In strenuous workouts, your body has an increased need for oxygen to adequately supply the muscles. Only in this way can the musculature ever muster the necessary energy for such intensive training. However, the amount of oxygen consumed during the workout is higher than the amount you can get into the muscles through breathing. As a result, your body enters into a so-called oxygen debt.
This deficit must be reduced by the body after the end of the training session to return to the normal metabolic state. Since the organism needs energy for this regulation, you continue to burn extra calories after your workout until your metabolism reaches normal levels and the oxygen debt is settled.
The three phases of the afterburning effect
Phase 1 - The first phase starts immediately after you have finished the training. Now your body is particularly receptive to energy or nutrients and does everything it can to get energy reserves. This requires the organism to initiate regeneration. During this phase, which lasts about 60 to 90 minutes after exercise, energy consumption is still particularly high, as metabolism, respiration, and heart rate are at an elevated level. You'll notice that after an intense workout, it can take an hour or two to get close to your usual resting heartbeat.
Phase 2 - About two hours after the end of the training, muscle recovery begins in the second phase. Here the repair of the damaged protein structures in the musculature has the highest priority for the organism. The body needs proteins for reconstruction. In order to extract these proteins from the food, to convert them and to build them in the necessary places, the organism also needs energy.
Phase 3 - The third phase starts about 12 to 24 hours after the end of the training.
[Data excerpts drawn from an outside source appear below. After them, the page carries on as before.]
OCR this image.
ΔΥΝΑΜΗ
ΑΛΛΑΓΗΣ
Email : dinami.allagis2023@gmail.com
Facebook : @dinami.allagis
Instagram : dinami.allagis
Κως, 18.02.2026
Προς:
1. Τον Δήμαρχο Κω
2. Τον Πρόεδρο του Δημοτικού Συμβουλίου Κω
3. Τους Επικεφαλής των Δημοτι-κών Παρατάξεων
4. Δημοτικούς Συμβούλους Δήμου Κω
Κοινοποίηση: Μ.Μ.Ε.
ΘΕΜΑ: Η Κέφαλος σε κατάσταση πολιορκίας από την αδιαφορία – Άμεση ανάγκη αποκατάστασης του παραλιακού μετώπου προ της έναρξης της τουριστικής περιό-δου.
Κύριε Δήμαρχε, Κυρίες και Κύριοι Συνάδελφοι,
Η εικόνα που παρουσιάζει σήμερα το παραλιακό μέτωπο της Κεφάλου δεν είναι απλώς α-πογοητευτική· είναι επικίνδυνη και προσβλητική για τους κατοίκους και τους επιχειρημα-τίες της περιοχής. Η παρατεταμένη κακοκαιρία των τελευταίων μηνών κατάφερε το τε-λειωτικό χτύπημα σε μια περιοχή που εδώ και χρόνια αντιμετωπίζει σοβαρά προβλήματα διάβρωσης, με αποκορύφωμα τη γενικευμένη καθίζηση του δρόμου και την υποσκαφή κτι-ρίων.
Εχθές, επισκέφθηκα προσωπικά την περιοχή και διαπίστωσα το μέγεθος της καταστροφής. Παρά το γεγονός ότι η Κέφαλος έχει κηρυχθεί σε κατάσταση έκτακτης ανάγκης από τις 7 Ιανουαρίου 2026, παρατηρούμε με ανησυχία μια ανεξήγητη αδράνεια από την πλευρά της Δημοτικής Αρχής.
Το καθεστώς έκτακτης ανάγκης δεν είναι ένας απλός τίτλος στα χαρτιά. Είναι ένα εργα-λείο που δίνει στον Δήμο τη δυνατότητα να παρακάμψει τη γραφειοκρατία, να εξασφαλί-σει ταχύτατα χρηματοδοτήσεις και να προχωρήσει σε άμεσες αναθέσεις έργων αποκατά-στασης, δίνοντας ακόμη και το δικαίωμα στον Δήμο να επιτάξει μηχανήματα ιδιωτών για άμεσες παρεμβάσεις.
The musculature, which is still under slight tension, often shows signs of muscle soreness as a result of the hard workouts. In order to repair these micro-fine cracks in the muscle fibers and to continue to drive regeneration at a high level, the energy requirement here is also significantly increased. The result: additional calories are burned.
How long does the effect last?
The afterburning effect runs like a flattening mathematical curve. Immediately after training, the effect of energy consumption is highest. After about 90 minutes, the curve begins to flatten significantly. Once all metabolic processes have returned to normal levels and regeneration is complete, the post-combustion curve reaches zero. From then on, it's over with the added calories.
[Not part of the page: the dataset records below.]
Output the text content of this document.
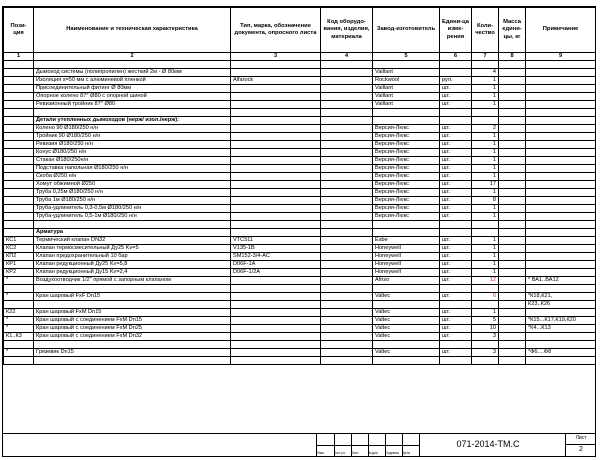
Пози- ция	Наименование и техническая характеристика	Тип, марка, обозначение документа, опросного листа	Код оборудо-вания, изделия, материала	Завод-изготовитель	Едини-ца изме-рения	Коли-чество	Масса едини-цы, кг	Примечание
1	2	3	4	5	6	7	8	9

	Дымоход системы (полипропилен) жесткий 2м - Ø 80мм			Vaillant		4		
	Изоляция s=50 мм с алюминевой пленкой	Alfarock		Rockwool	рул.	1		
	Присоединительный фитинг Ø 80мм			Vaillant	шт.	1		
	Опорное колено 87° Ø80 с опорной шиной			Vaillant	шт.	1		
	Ревизионный тройник 87° Ø80			Vaillant	шт.	1		

	Детали утепленных дымоходов (нерж/ изол./нерж):							
	Колено 90 Ø180/250 н/н			Версия-Люкс	шт.	2		
	Тройник 90 Ø180/250 н/н			Версия-Люкс	шт.	1		
	Ревизия Ø180/250 н/н			Версия-Люкс	шт.	1		
	Конус Ø180/250 н/н			Версия-Люкс	шт.	1		
	Стакан Ø180/250н/н			Версия-Люкс	шт.	1		
	Подставка напольная Ø180/250 н/н			Версия-Люкс	шт.	1		
	Скоба Ø250 н/н			Версия-Люкс	шт.	1		
	Хомут обжимной Ø250			Версия-Люкс	шт.	17		
	Труба 0,25м Ø180/250 н/н			Версия-Люкс	шт.	1		
	Труба 1м Ø180/250 н/н			Версия-Люкс	шт.	8		
	Труба-удлинитель 0,3-0,5м Ø180/250 н/н			Версия-Люкс	шт.	1		
	Труба-удлинитель 0,5-1м Ø180/250 н/н			Версия-Люкс	шт.	1		

	Арматура							
КС1	Термический клапан DN32	VTC511		Esbe	шт.	1		
КС2	Клапан термосмесительный Ду25 Kv=5	V135-1B		Honeywell	шт.	1		
КП2	Клапан предохранительный 10 бар	SM152-3/4-AC		Honeywell	шт.	1		
КР1	Клапан редукционный Ду25 Kv=5,8	D06F-1A		Honeywell	шт.	1		
КР2	Клапан редукционный Ду15 Kv=2,4	D06F-1/2A		Honeywell	шт.	1		
*	Воздухоотводчик 1/2" прямой с запорным клапаном			Afriso	шт.	12		* ВА1..ВА12

*	Кран шаровый FxF Dn15			Valtec	шт.	6		*К18,К21,
								К23..К26
К22	Кран шаровый FxM Dn15			Valtec	шт.	1		
*	Кран шаровый с соединением FxM Dn15			Valtec	шт.	5		*К15...К17,К19,К20
*	Кран шаровый с соединением FxM Dn25			Valtec	шт.	10		*К4...К13
К1..К3	Кран шаровый с соединением FxM Dn32			Valtec	шт.	3		

*	Грязевик Dn15			Valtec	шт.	3		*Ф6....Ф8

Изм.	Кол.уч. Лист	№док. Подпись Дата
071-2014-ТМ.С
Лист
2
How long exactly it takes until this point is reached, that is controversial in sports science. On average, however, you can count on about 36 hours. How long the effect lasts depends on the intensity of the workout. An intensive power circle based on the HIIT principle, for example, has about three times as much after-burn effect as constant jogging or cycling.
How many calories can I burn in addition?
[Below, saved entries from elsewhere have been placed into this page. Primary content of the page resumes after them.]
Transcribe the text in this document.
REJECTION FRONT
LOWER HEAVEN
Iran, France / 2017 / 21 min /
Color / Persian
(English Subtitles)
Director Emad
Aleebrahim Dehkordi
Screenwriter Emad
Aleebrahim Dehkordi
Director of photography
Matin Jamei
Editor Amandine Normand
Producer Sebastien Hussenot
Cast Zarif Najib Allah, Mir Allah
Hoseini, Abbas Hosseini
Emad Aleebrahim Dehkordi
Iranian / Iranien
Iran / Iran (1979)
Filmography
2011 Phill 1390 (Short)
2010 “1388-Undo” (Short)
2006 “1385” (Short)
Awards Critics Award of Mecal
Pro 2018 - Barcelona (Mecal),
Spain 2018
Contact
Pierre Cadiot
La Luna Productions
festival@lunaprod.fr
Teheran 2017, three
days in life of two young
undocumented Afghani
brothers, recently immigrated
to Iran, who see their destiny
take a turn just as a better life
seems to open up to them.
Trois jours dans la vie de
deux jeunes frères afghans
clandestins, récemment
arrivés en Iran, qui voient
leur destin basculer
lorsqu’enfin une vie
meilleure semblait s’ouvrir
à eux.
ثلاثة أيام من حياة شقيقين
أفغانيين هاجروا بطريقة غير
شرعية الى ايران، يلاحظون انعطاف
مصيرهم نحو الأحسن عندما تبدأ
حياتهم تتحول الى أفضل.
Based on sports science research, it has come to the conclusion that as part of the afterburning effect on your workout up to 15 percent additional calories are burned. So, if you do an intense HIIT workout and burn 600 calories, you can use the afterburning effect to burn another 90 calories without having to bruise your finger. That may not sound like much.
But suppose you train three times a week. At 52 weeks a year, it makes a whopping 14,040 calories. That's pretty much the equivalent of 2 kilograms of body fat. If that is not motivation then.
Do not forget the regeneration
The afterburning effect is a great thing. However, you should not overdo it with the high intensity workouts. Because what your body needs between these units is recovery. Only when he can recover, you remain permanently resilient and can safely reach your destination. Three intense HIIT workouts per week are definitely enough and will give you enough air to regenerate. If you still notice warning signs such as increased susceptibility to infections, muscle cramps or a prolonged unusual daytime fatigue, you should reduce the amount of exercise.